Leo hooked my right thigh with his right forearm, holding me wide open and plunging deeper.
“Shit, you’re inside of me,” I whispered, too swept up in the moment to grasp the full weight of my words. I struggled to keep my eyes from rolling back, giving in for just a second. “Damn, Leo, you’re so deep!”
“I can go deeper,” he said to me, his eyes becoming low-lidded the more heat we conjured up between us. “You want me to go deeper, Ivy? Can you take it?”
His question left his lips and got lodged in my consciousness, leaving me stuck between who we were and what we were doing. Him aiming to make me unravel and me desperate to see his face transform with mine from the pleasure happening inside of me.
My walls fluttered uncontrollably, my back arched instinctively, pushing back against him as if possessed, meeting each of his thrusts.
In our stare, I nodded a response to his question, and that made him breathe harder. Go deeper.
I bit my bottom lip in reaction, parting my lips long enough to tell him, “You fuck really well.”
“Yes, I do,” he said with a smirk, his face contorting briefly as he reacted to my grip. “Only you would say something like that out loud.”
“Shut up.” I whimpered then exhaled. “And you’re gonna make me come if you keep doing that, Leo.”
“Mmm-hmm.” He folded his bottom lip into his mouth. “Why do you think I’m doing it like that, Ivy?”
I clenched my teeth, recognizing a familiar pull down low between us.
“‘Cause ain’t that the point?” He grabbed a handful of my ass and held me open. “For us to come, Ivy League?”

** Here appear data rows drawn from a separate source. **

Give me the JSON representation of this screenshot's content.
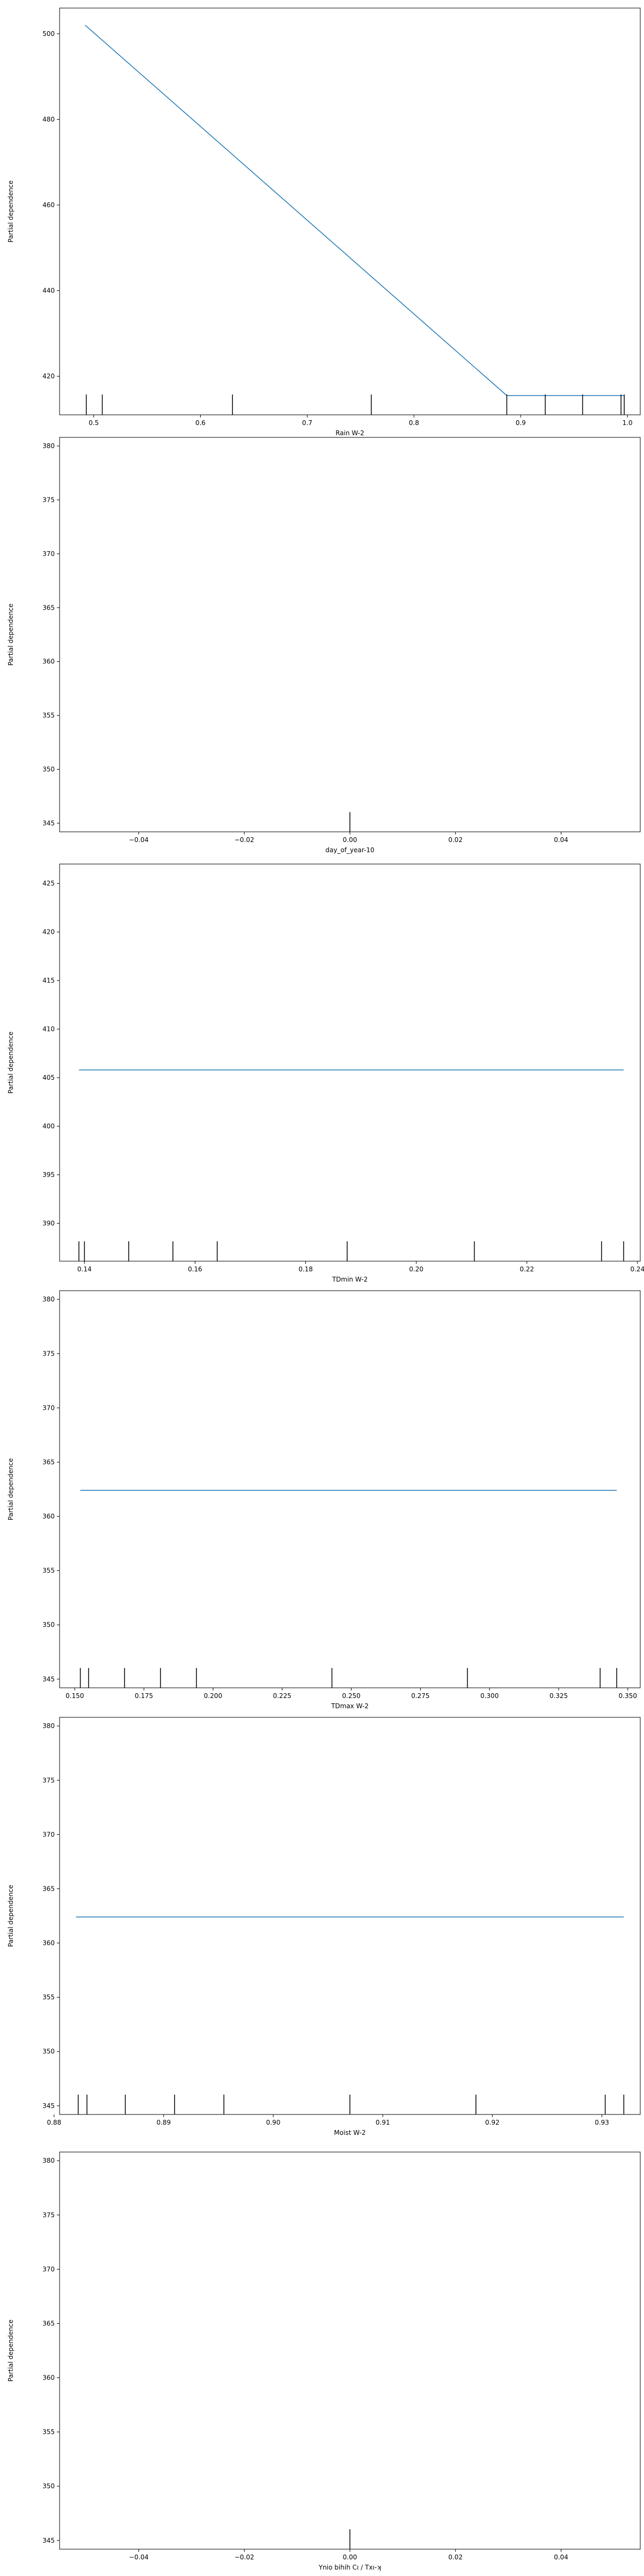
{
  "chart_data": [
    {
      "type": "line",
      "xlabel": "Rain W-2",
      "ylabel": "Partial dependence",
      "xlim": [
        0.468,
        1.012
      ],
      "ylim": [
        411,
        506
      ],
      "xticks": [
        0.5,
        0.6,
        0.7,
        0.8,
        0.9,
        1.0
      ],
      "xtick_labels": [
        "0.5",
        "0.6",
        "0.7",
        "0.8",
        "0.9",
        "1.0"
      ],
      "yticks": [
        420,
        440,
        460,
        480,
        500
      ],
      "ytick_labels": [
        "420",
        "440",
        "460",
        "480",
        "500"
      ],
      "series": [
        {
          "x": [
            0.492,
            0.887,
            0.997
          ],
          "y": [
            502.0,
            415.5,
            415.5
          ]
        }
      ],
      "rug": [
        0.493,
        0.508,
        0.63,
        0.76,
        0.887,
        0.923,
        0.958,
        0.994,
        0.997
      ],
      "grid": false,
      "colors": {
        "line": "#1f77b4",
        "rug": "#000000"
      }
    },
    {
      "type": "line",
      "xlabel": "day_of_year-10",
      "ylabel": "Partial dependence",
      "xlim": [
        -0.055,
        0.055
      ],
      "ylim": [
        344.2,
        380.8
      ],
      "xticks": [
        -0.04,
        -0.02,
        0.0,
        0.02,
        0.04
      ],
      "xtick_labels": [
        "−0.04",
        "−0.02",
        "0.00",
        "0.02",
        "0.04"
      ],
      "yticks": [
        345,
        350,
        355,
        360,
        365,
        370,
        375,
        380
      ],
      "ytick_labels": [
        "345",
        "350",
        "355",
        "360",
        "365",
        "370",
        "375",
        "380"
      ],
      "series": [],
      "rug": [
        0.0
      ],
      "grid": false,
      "colors": {
        "line": "#1f77b4",
        "rug": "#000000"
      }
    },
    {
      "type": "line",
      "xlabel": "TDmin W-2",
      "ylabel": "Partial dependence",
      "xlim": [
        0.1355,
        0.2405
      ],
      "ylim": [
        386.1,
        427
      ],
      "xticks": [
        0.14,
        0.16,
        0.18,
        0.2,
        0.22,
        0.24
      ],
      "xtick_labels": [
        "0.14",
        "0.16",
        "0.18",
        "0.20",
        "0.22",
        "0.24"
      ],
      "yticks": [
        390,
        395,
        400,
        405,
        410,
        415,
        420,
        425
      ],
      "ytick_labels": [
        "390",
        "395",
        "400",
        "405",
        "410",
        "415",
        "420",
        "425"
      ],
      "series": [
        {
          "x": [
            0.139,
            0.2375
          ],
          "y": [
            405.8,
            405.8
          ]
        }
      ],
      "rug": [
        0.139,
        0.14,
        0.148,
        0.156,
        0.164,
        0.1875,
        0.2105,
        0.2335,
        0.2375
      ],
      "grid": false,
      "colors": {
        "line": "#1f77b4",
        "rug": "#000000"
      }
    },
    {
      "type": "line",
      "xlabel": "TDmax W-2",
      "ylabel": "Partial dependence",
      "xlim": [
        0.1445,
        0.3545
      ],
      "ylim": [
        344.2,
        380.8
      ],
      "xticks": [
        0.15,
        0.175,
        0.2,
        0.225,
        0.25,
        0.275,
        0.3,
        0.325,
        0.35
      ],
      "xtick_labels": [
        "0.150",
        "0.175",
        "0.200",
        "0.225",
        "0.250",
        "0.275",
        "0.300",
        "0.325",
        "0.350"
      ],
      "yticks": [
        345,
        350,
        355,
        360,
        365,
        370,
        375,
        380
      ],
      "ytick_labels": [
        "345",
        "350",
        "355",
        "360",
        "365",
        "370",
        "375",
        "380"
      ],
      "series": [
        {
          "x": [
            0.152,
            0.346
          ],
          "y": [
            362.4,
            362.4
          ]
        }
      ],
      "rug": [
        0.152,
        0.155,
        0.168,
        0.181,
        0.194,
        0.243,
        0.292,
        0.34,
        0.346
      ],
      "grid": false,
      "colors": {
        "line": "#1f77b4",
        "rug": "#000000"
      }
    },
    {
      "type": "line",
      "xlabel": "Moist W-2",
      "ylabel": "Partial dependence",
      "xlim": [
        0.8805,
        0.9335
      ],
      "ylim": [
        344.2,
        380.8
      ],
      "xticks": [
        0.88,
        0.89,
        0.9,
        0.91,
        0.92,
        0.93
      ],
      "xtick_labels": [
        "0.88",
        "0.89",
        "0.90",
        "0.91",
        "0.92",
        "0.93"
      ],
      "yticks": [
        345,
        350,
        355,
        360,
        365,
        370,
        375,
        380
      ],
      "ytick_labels": [
        "345",
        "350",
        "355",
        "360",
        "365",
        "370",
        "375",
        "380"
      ],
      "series": [
        {
          "x": [
            0.882,
            0.932
          ],
          "y": [
            362.4,
            362.4
          ]
        }
      ],
      "rug": [
        0.8822,
        0.883,
        0.8865,
        0.891,
        0.8955,
        0.907,
        0.9185,
        0.9303,
        0.932
      ],
      "grid": false,
      "colors": {
        "line": "#1f77b4",
        "rug": "#000000"
      }
    },
    {
      "type": "line",
      "xlabel": "Ynio bihih Cı / Txı-ʞ",
      "ylabel": "Partial dependence",
      "xlim": [
        -0.055,
        0.055
      ],
      "ylim": [
        344.2,
        380.8
      ],
      "xticks": [
        -0.04,
        -0.02,
        0.0,
        0.02,
        0.04
      ],
      "xtick_labels": [
        "−0.04",
        "−0.02",
        "0.00",
        "0.02",
        "0.04"
      ],
      "yticks": [
        345,
        350,
        355,
        360,
        365,
        370,
        375,
        380
      ],
      "ytick_labels": [
        "345",
        "350",
        "355",
        "360",
        "365",
        "370",
        "375",
        "380"
      ],
      "series": [],
      "rug": [
        0.0
      ],
      "grid": false,
      "colors": {
        "line": "#1f77b4",
        "rug": "#000000"
      }
    }
  ]
}
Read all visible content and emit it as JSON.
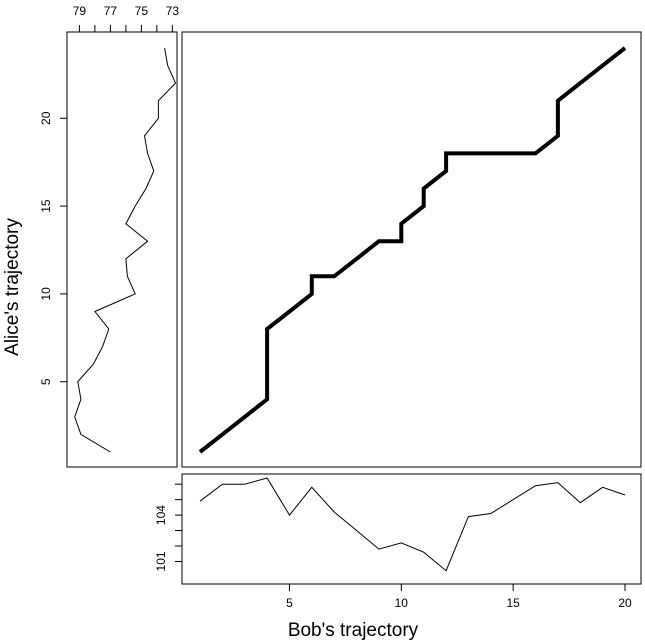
{
  "chart_data": [
    {
      "id": "main",
      "type": "line",
      "description_of_axes": "x is Bob's index, y is Alice's index (warping path)",
      "xlim": [
        1,
        20
      ],
      "ylim": [
        1,
        24
      ],
      "x": [
        1,
        2,
        3,
        4,
        4,
        5,
        6,
        6,
        7,
        8,
        9,
        10,
        10,
        11,
        11,
        12,
        12,
        13,
        14,
        15,
        16,
        17,
        17,
        18,
        19,
        20
      ],
      "y": [
        1,
        2,
        3,
        4,
        8,
        9,
        10,
        11,
        11,
        12,
        13,
        13,
        14,
        15,
        16,
        17,
        18,
        18,
        18,
        18,
        18,
        19,
        21,
        22,
        23,
        24
      ]
    },
    {
      "id": "left",
      "type": "line",
      "ylim": [
        1,
        24
      ],
      "xlim_reversed": [
        79.8,
        72.7
      ],
      "x": [
        77.0,
        78.9,
        79.3,
        78.9,
        79.1,
        78.1,
        77.5,
        77.1,
        78.0,
        75.4,
        75.9,
        76.0,
        74.6,
        76.0,
        75.4,
        74.7,
        74.2,
        74.6,
        74.8,
        73.9,
        73.9,
        72.8,
        73.3,
        73.5
      ],
      "y": [
        1,
        2,
        3,
        4,
        5,
        6,
        7,
        8,
        9,
        10,
        11,
        12,
        13,
        14,
        15,
        16,
        17,
        18,
        19,
        20,
        21,
        22,
        23,
        24
      ],
      "xticks": [
        79,
        78,
        77,
        76,
        75,
        74,
        73
      ],
      "xtick_labels": [
        "79",
        "",
        "77",
        "",
        "75",
        "",
        "73"
      ],
      "yticks": [
        5,
        10,
        15,
        20
      ],
      "ylabel": "Alice's trajectory"
    },
    {
      "id": "bottom",
      "type": "line",
      "xlim": [
        1,
        20
      ],
      "ylim": [
        99.8,
        106.4
      ],
      "x": [
        1,
        2,
        3,
        4,
        5,
        6,
        7,
        8,
        9,
        10,
        11,
        12,
        13,
        14,
        15,
        16,
        17,
        18,
        19,
        20
      ],
      "y": [
        104.9,
        106.0,
        106.0,
        106.4,
        104.0,
        105.8,
        104.2,
        103.0,
        101.8,
        102.2,
        101.6,
        100.4,
        103.9,
        104.1,
        105.0,
        105.9,
        106.1,
        104.8,
        105.8,
        105.3
      ],
      "xticks": [
        5,
        10,
        15,
        20
      ],
      "yticks": [
        101,
        102,
        103,
        104,
        105,
        106
      ],
      "ytick_labels": [
        "101",
        "",
        "",
        "104",
        "",
        ""
      ],
      "xlabel": "Bob's trajectory"
    }
  ]
}
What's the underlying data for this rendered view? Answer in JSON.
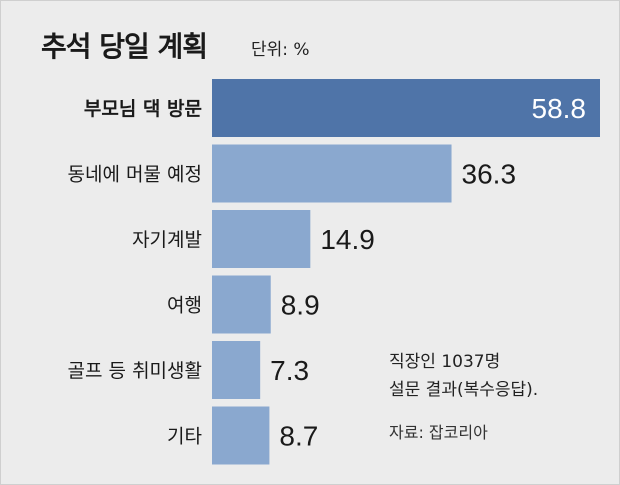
{
  "header": {
    "title": "추석 당일 계획",
    "unit": "단위: %"
  },
  "notes": {
    "line1": "직장인 1037명",
    "line2": "설문 결과(복수응답).",
    "source": "자료: 잡코리아"
  },
  "colors": {
    "highlight_bar": "#4f74a8",
    "bar": "#8aa8cf",
    "highlight_value": "#ffffff",
    "value": "#1a1a1a",
    "background": "#ececec"
  },
  "chart_data": {
    "type": "bar",
    "orientation": "horizontal",
    "title": "추석 당일 계획",
    "unit": "%",
    "categories": [
      "부모님 댁 방문",
      "동네에 머물 예정",
      "자기계발",
      "여행",
      "골프 등 취미생활",
      "기타"
    ],
    "values": [
      58.8,
      36.3,
      14.9,
      8.9,
      7.3,
      8.7
    ],
    "value_labels": [
      "58.8",
      "36.3",
      "14.9",
      "8.9",
      "7.3",
      "8.7"
    ],
    "highlight_index": 0,
    "xlim": [
      0,
      58.8
    ],
    "grid": false,
    "legend": "none"
  }
}
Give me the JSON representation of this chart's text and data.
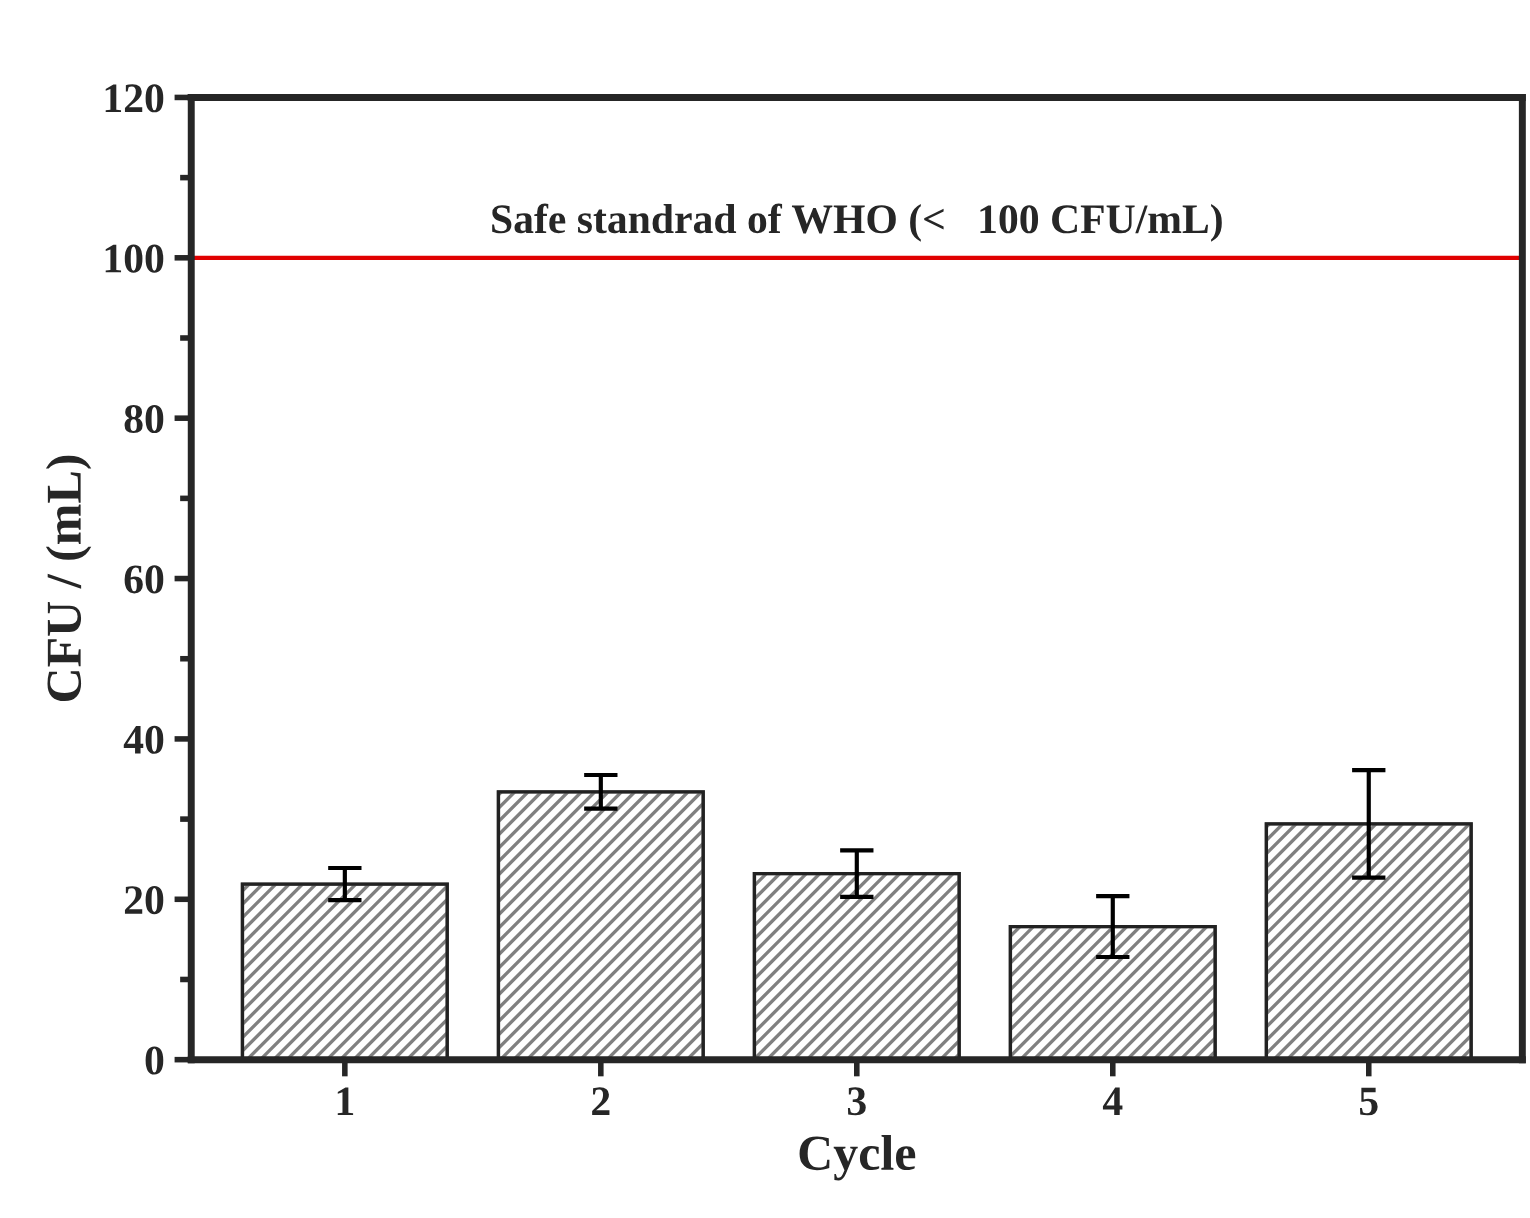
{
  "chart_data": {
    "type": "bar",
    "xlabel": "Cycle",
    "ylabel": "CFU / (mL)",
    "categories": [
      "1",
      "2",
      "3",
      "4",
      "5"
    ],
    "values": [
      21.9,
      33.4,
      23.2,
      16.6,
      29.4
    ],
    "errors": [
      2.0,
      2.1,
      2.9,
      3.8,
      6.7
    ],
    "color": "#808080",
    "ylim": [
      0,
      120
    ],
    "yticks": [
      0,
      20,
      40,
      60,
      80,
      100,
      120
    ],
    "ref_lines": [
      {
        "axis": "y",
        "value": 100,
        "label": "Safe standrad of WHO (<   100 CFU/mL)",
        "color": "#e00000"
      }
    ],
    "grid": false,
    "legend": false
  }
}
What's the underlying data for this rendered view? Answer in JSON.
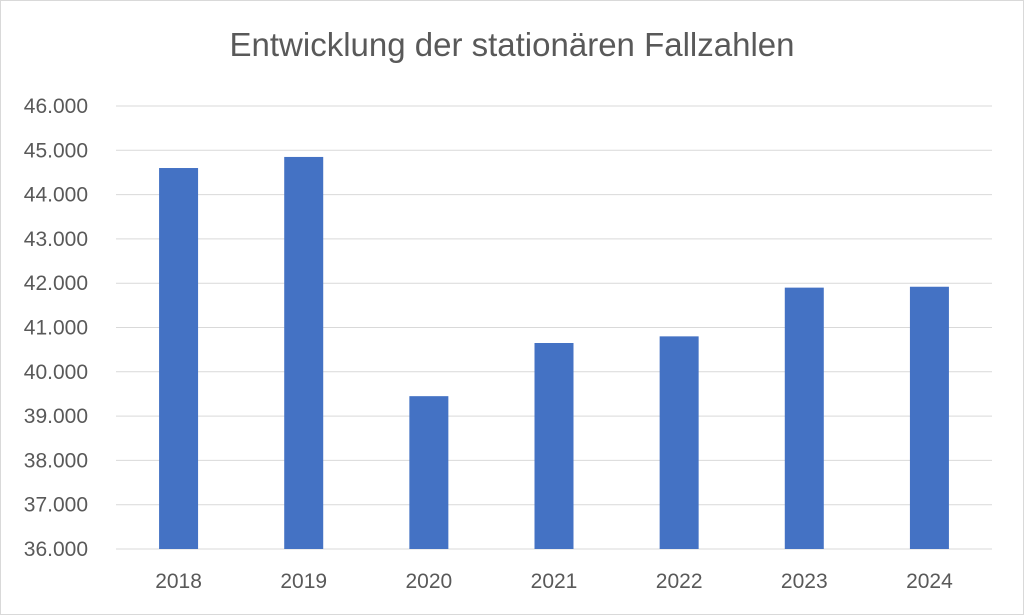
{
  "chart_data": {
    "type": "bar",
    "title": "Entwicklung der stationären Fallzahlen",
    "xlabel": "",
    "ylabel": "",
    "categories": [
      "2018",
      "2019",
      "2020",
      "2021",
      "2022",
      "2023",
      "2024"
    ],
    "values": [
      44600,
      44850,
      39450,
      40650,
      40800,
      41900,
      41920
    ],
    "ylim": [
      36000,
      46000
    ],
    "yticks": [
      36000,
      37000,
      38000,
      39000,
      40000,
      41000,
      42000,
      43000,
      44000,
      45000,
      46000
    ],
    "ytick_labels": [
      "36.000",
      "37.000",
      "38.000",
      "39.000",
      "40.000",
      "41.000",
      "42.000",
      "43.000",
      "44.000",
      "45.000",
      "46.000"
    ],
    "grid": true,
    "legend": "none",
    "colors": {
      "bar": "#4472c4",
      "grid": "#d9d9d9",
      "text": "#595959"
    }
  }
}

He stared into my eyes and glided in even further.
“Let me see you come for me,” Leo murmured, pushing deeper with a grin. “Ivy League,” he groaned, his voice thick with desire as he licked his lips. “Still hate that nickname, Ivy, or does it feel different now?”
And for the first time in the history of him teasing me with that annoying ass nickname… I liked it this time. Loved it, actually. Or did I love him sliding in and out between my slick walls, encouraging me to lose myself in the friction.
“Fuck you, Leo,” I said or mouthed, I couldn’t tell. I couldn’t hear my voice or hear anything for that matter, blinking erratically until I couldn’t help conceding to the weighted pulsing where we connected. It was so intense I had to close my eyes and brace myself. The sensation swelled like a wave, clouding my eyes and blurring my vision with tears.
“Yeah, just like that,” he gritted over me. “God, your pussy feels so good around me. Why do you feel so fucking good?”
And he felt so good inside of me too, but I couldn’t respond. Too out of breath to speak, because I was coming and finally feeling good again after months of feeling like shit. My jaw was slacked as my mind was finally cleared of everything. My thoughts, concerns, and doubts. Unable to consider who was making me come and why he probably shouldn’t have been the one to have an orgasm with.
That feeling I was desperately chasing, the one beyond the sadness and grief, finally hit me. My toes curled so hard they ached, and my whole body started shaking under Leo, threatening to throw off our rhythm
He grabbed the bars of his headboard, using his grip around it for leverage. He grunted while thrusting harder, going deeper, our bodies slapping against each other now, echoing with our voices around his room.
I clung to him like I had never clung to a man ever in my life. Held him so close I could feel his heart hammering with mine as I journeyed through a pulsing sensation that forced me to forget who he was and who I was to him. It just silenced everything. Those racing thoughts were no more, replaced with ringing in my ears. I felt safe, raw, hollowed out, and like I was falling up and flying at the same damn time.